The Bank of Thailand relaxed capital-outflow regulations in April as part of a three-year plan (2017-2020) to encourage more Thai investors to venture abroad, and the SEC is trying to match regulations with international standards to support and encourage the development of this trend.
“The BOT has begun the process of allowing for limitless venture abroad, which means that Thai investors will be more exposed to higher-risk products in other countries. But that has led people to wonder why Thai asset-management companies are not allowed to offer the same kind of products first,” said Rapee Sucharitakul, secretary-general of the SEC.
The principles to regulate mutual hedge funds are currently being drafted by the SEC and will be the subject of separate hearings with the private sector and the SEC board.
If approved, the products will be offered in the first quarter of next year.

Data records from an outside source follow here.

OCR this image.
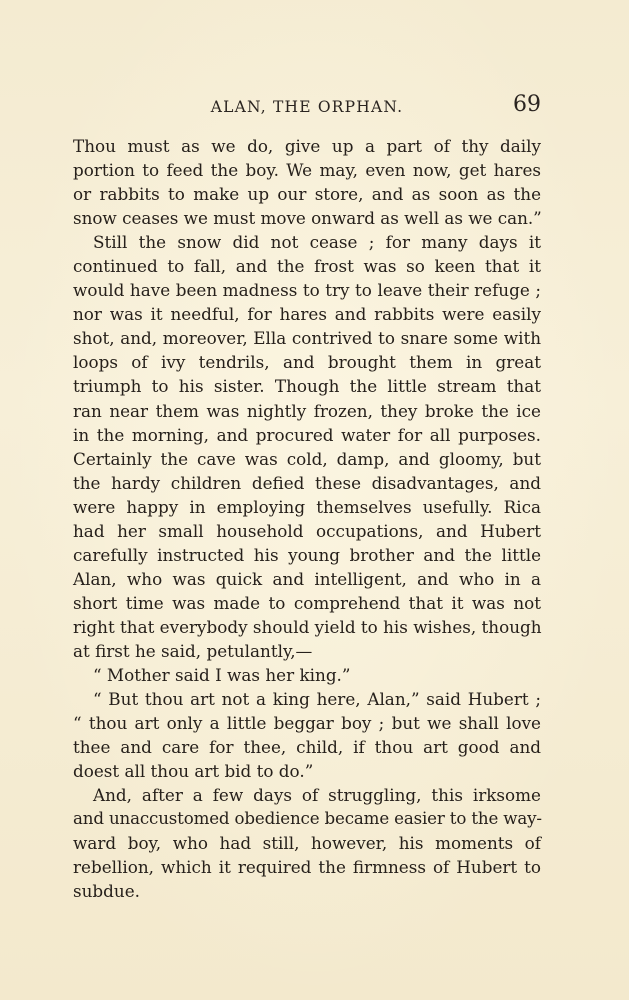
ALAN, THE ORPHAN.	69
Thou must as we do, give up a part of thy daily
portion to feed the boy. We may, even now, get hares
or rabbits to make up our store, and as soon as the
snow ceases we must move onward as well as we can.”
Still the snow did not cease ; for many days it
continued to fall, and the frost was so keen that it
would have been madness to try to leave their refuge ;
nor was it needful, for hares and rabbits were easily
shot, and, moreover, Ella contrived to snare some with
loops of ivy tendrils, and brought them in great
triumph to his sister. Though the little stream that
ran near them was nightly frozen, they broke the ice
in the morning, and procured water for all purposes.
Certainly the cave was cold, damp, and gloomy, but
the hardy children defied these disadvantages, and
were happy in employing themselves usefully. Rica
had her small household occupations, and Hubert
carefully instructed his young brother and the little
Alan, who was quick and intelligent, and who in a
short time was made to comprehend that it was not
right that everybody should yield to his wishes, though
at first he said, petulantly,—
“ Mother said I was her king.”
“ But thou art not a king here, Alan,” said Hubert ;
“ thou art only a little beggar boy ; but we shall love
thee and care for thee, child, if thou art good and
doest all thou art bid to do.”
And, after a few days of struggling, this irksome
and unaccustomed obedience became easier to the way-
ward boy, who had still, however, his moments of
rebellion, which it required the firmness of Hubert to
subdue.
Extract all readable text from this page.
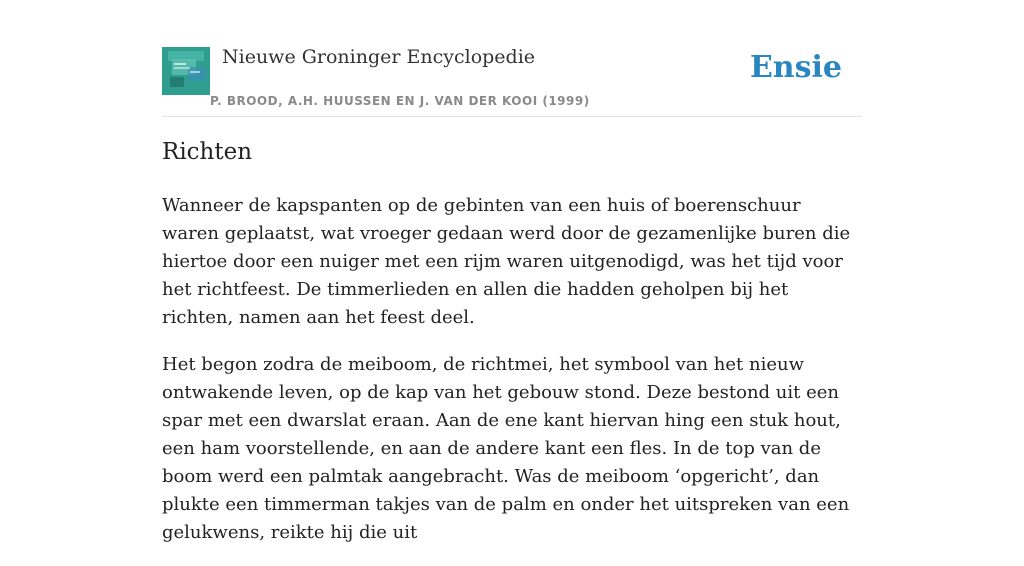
Nieuwe Groninger Encyclopedie
P. BROOD, A.H. HUUSSEN EN J. VAN DER KOOI (1999)
Ensie
Richten

Wanneer de kapspanten op de gebinten van een huis of boerenschuur waren geplaatst, wat vroeger gedaan werd door de gezamenlijke buren die hiertoe door een nuiger met een rijm waren uitgenodigd, was het tijd voor het richtfeest. De timmerlieden en allen die hadden geholpen bij het richten, namen aan het feest deel.

Het begon zodra de meiboom, de richtmei, het symbool van het nieuw ontwakende leven, op de kap van het gebouw stond. Deze bestond uit een spar met een dwarslat eraan. Aan de ene kant hiervan hing een stuk hout, een ham voorstellende, en aan de andere kant een fles. In de top van de boom werd een palmtak aangebracht. Was de meiboom ‘opgericht’, dan plukte een timmerman takjes van de palm en onder het uitspreken van een gelukwens, reikte hij die uit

Nevertheless, it will take six to eight months before companies are ready to offer them since they have to market the products, train their staff and conduct a risk-assessment process.
“We have to launch these new regulations and new products now so that Thai asset-management companies and investors are prepared for the new kind of risk.
“Buying foreign products in foreign lands is riskier because you have to file complaints to foreign regulators, and that is one point of concern,” he said.
The SEC will aim to lower the risk for investors by increasing communication and to make sure that asset management-companies are ready to communicate with their customers about the new risk before they can offer such products.
Under the current draft, a hedge-fund product can only be offered to “ultra high net worth” investors with total assets of more than Bt70 million or an investment portfolio worth more than Bt20 million.
Jomkwan Kongsakul, director of the SEC’s investment management policy and development department, said the new retail-class mutual-fund regulations that concentrate on the principle-based “value at risk approach” rather than the old rule-based “commitment approach” would be reviewed by the SEC’s board in November and would become effective before the end of this year.
The draft is currently being revised by the regulator after it passed the second hearing with the private sector.
The highlights of the amendments include what type of assets mutual funds can invest in and the proportion of assets in the mutual fund.
For example, the classification of equity mutual funds used to be based on the amount of equity in the fund, where more than 65 per cent means that the fund is an equity fund, while the new regulation will concentrate on the fund’s net exposure to determined its class, she explained.